Image: The policy on Old Fisherman’s Grotto’s website)
“No Strollers. No High Chairs. No Booster Chairs.”
Is the message on this sign outside Old Fisherman’s Grotto, a Monterey, California restaurant, clear enough for you? In case you’re confused, it’s nice and specific: “Children crying or making loud noises are a distraction to other diners, and as such are not allowed in the dining room.”
Cue the controversy.
Since the local news covered the policy on Tuesday, it’s made headlines, prompted debate on social media, and produced a slew of new (mostly negative) reviews on Yelp. Most take aim at owner Chris Sake, with comments including “Good luck catering only to couples and groups of childless hipsters,” “Don’t go here unless you want to support Mr. Scrooge,” and “The sign is really low-class. Shame on you people.” (Calls and emails to Sake and Old Fisherman’s Grotto were not returned.)

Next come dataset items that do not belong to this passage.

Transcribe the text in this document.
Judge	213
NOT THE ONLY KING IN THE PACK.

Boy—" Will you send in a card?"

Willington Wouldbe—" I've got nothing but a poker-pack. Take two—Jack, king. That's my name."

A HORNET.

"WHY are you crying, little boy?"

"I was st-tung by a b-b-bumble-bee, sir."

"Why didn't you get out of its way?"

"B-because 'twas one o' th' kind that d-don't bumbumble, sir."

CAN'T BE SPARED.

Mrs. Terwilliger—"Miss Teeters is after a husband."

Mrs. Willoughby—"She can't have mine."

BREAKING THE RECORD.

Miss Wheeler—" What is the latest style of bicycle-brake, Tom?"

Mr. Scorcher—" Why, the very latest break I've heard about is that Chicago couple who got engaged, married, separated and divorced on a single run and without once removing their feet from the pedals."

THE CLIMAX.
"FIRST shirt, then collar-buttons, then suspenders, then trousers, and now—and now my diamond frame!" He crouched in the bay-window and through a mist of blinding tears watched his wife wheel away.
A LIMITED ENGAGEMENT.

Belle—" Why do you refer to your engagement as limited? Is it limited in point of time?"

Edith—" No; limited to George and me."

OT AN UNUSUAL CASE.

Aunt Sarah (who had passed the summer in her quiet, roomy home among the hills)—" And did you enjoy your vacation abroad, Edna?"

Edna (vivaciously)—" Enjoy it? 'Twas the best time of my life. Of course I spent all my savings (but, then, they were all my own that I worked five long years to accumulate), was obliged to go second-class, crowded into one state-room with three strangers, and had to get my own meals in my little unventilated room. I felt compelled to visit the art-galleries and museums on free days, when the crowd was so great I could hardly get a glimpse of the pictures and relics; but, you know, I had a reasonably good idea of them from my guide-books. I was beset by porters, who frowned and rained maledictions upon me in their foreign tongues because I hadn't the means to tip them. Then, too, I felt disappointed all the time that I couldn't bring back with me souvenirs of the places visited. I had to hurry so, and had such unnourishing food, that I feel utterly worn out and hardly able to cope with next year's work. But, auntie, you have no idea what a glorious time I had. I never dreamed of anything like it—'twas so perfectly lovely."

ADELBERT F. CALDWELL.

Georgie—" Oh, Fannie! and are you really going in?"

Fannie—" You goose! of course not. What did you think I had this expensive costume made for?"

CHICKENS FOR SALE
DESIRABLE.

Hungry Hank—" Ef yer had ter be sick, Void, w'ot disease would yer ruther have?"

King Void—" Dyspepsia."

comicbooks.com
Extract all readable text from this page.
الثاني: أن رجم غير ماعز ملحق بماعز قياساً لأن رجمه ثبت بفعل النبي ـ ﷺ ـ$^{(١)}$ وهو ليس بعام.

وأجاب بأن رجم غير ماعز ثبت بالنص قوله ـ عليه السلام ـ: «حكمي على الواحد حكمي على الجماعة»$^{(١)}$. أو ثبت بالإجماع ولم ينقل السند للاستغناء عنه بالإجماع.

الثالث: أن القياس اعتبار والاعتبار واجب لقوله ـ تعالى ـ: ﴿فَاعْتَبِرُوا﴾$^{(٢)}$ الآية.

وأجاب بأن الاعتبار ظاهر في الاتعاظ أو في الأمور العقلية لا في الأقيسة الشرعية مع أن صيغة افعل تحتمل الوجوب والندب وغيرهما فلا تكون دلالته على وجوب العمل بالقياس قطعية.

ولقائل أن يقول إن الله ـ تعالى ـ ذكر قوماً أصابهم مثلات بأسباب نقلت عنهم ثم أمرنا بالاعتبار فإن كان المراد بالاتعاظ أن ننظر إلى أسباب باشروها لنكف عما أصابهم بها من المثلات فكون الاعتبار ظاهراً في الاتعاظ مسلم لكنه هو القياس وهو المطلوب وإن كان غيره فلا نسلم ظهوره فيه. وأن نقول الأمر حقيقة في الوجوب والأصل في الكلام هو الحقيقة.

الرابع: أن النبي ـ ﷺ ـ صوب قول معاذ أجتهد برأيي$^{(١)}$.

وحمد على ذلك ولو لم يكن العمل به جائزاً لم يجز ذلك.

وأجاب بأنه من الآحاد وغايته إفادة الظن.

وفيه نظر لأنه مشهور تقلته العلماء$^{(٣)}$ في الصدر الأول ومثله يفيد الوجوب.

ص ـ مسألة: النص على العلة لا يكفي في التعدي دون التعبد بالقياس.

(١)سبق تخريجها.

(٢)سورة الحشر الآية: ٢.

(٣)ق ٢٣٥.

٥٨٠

A few were positive: “KUDOS to this place!! Finally a place where we can eat in peace,” and “More restaurants need to follow their lead on the children policy.”
But Stefani Allison of Stockton, California told us via email that she and her family felt far from welcome when they dined there:
"I feel we were treated much differently because we had kids. They seriously ignored us. The other people around us had been asked if they wanted the wine list, appetizers, [and] some even were asked if they [had a] free appetizer coupon.” Allison noted that although other tables received polite, attentive service, “our waiter barely ever came by, never refilled waters. Nothing… because we had a 3-year-old and a 9-year-old (who are very good kids because we travel with them a lot), we were treated badly."
Restaurant managers deciding they’d like a kid-free climate is nothing new, of course, and stirs up debate every time one turns away another Bugaboo-pushing parent. In recent years, ever-gentrifying Brooklyn, New York has become a sort of ground zero for what’s been dubbed the “Stroller Turf Wars” – childfree residents complaining about wanting to enjoy a beer without a shrieking toddler in sight versus local parents who feel they have just as much right to be there with a baby in tow. “When every restaurant and coffee bar doubles as a playroom, is there such a thing as adult space anymore?” Amy Sohn first asked in a 2006 New York magazine piece. In 2012, The New York Times covered the debate that raged when a new beer garden in Brooklyn’s Greenwood Park announced it would welcome strollers—just as more and more neighborhood watering holes were banning them.
So is the policy good or bad for business? It can be hard to tell.
Many upscale restaurants don’t allow kids, and such policies are rarely questioned: Manhattan’s fabled Le Bernardin has a strict no-children-under-12 policy. But it also serves up a $198 chef’s tasting menu that takes several hours to get through—not exactly a spot a family with two toddlers in tow would want to spend an evening even if kids were allowed, and could stay quiet throughout the meal.
The debate really heats up, however, when casual eateries declare a tyke-free zone. Monroeville, Pennsylvania’s McDain’s Restaurant and Golf Center made national news after it announced in 2011 that it would no longer admit kids younger than six. “I’m doing this on behalf of all the kind, refined people who have emailed me who have had meals ruined,” owner Michael Vuick told the Wall Street Journal at the time. “I’ve decided someone in our society had to dig their heels in on this issue.” The restaurant has since closed, although an employee who answered the phone at the affiliated golf range this week told us that the closure was due to Vuick’s health problems.
Bill Blackburn, co-owner of The Sushi Bar in Alexandria, Va., says he never expected all the media coverage when his restaurant announced when it opened a year ago that it would not allow entry to anyone under 18. The policy, he says, was created to distinguish the restaurant, with its bar and lounge, from his two other restaurants, both kid-friendly spots in the family-oriented neighborhood of Del Ray. “There are a lot of restaurants here and we wanted to do something different that was kind of an ‘adult swim,’” he told us. “It’s not much of an issue. Business is great…If we did lose anyone who, let’s say, boycotted the place, we gained many more who thought it was a great idea.”
To be sure, filling seats with adults with bigger appetites and a penchant for pricey alcohol might be more lucrative than filling them with children ordering $5 quesadillas and washing them down with $1 glasses of milk. And even if a restaurant with a no-kids policy does lose out on a family looking for a place to eat, there’s usually enough business to go around … even in Brooklyn.
“Parents may choose not to go to a place that has a strict children’s policy, and that might be exactly what the restaurant wants,” says Susan Fox, PhD, an NYU professor, mother of two, and founder of the 5,000-family-strong neighborhood group Park Slope Parents. “There are plenty of places to go that are kid-friendly where you know the children can kind of let loose. What’s OK at McDonald’s Playland is not OK behavior at a 3-star restaurant.”
The professor, who specializes in interpersonal communication, continued that “most parents understand that, but there are some who have a hard time making that distinction.”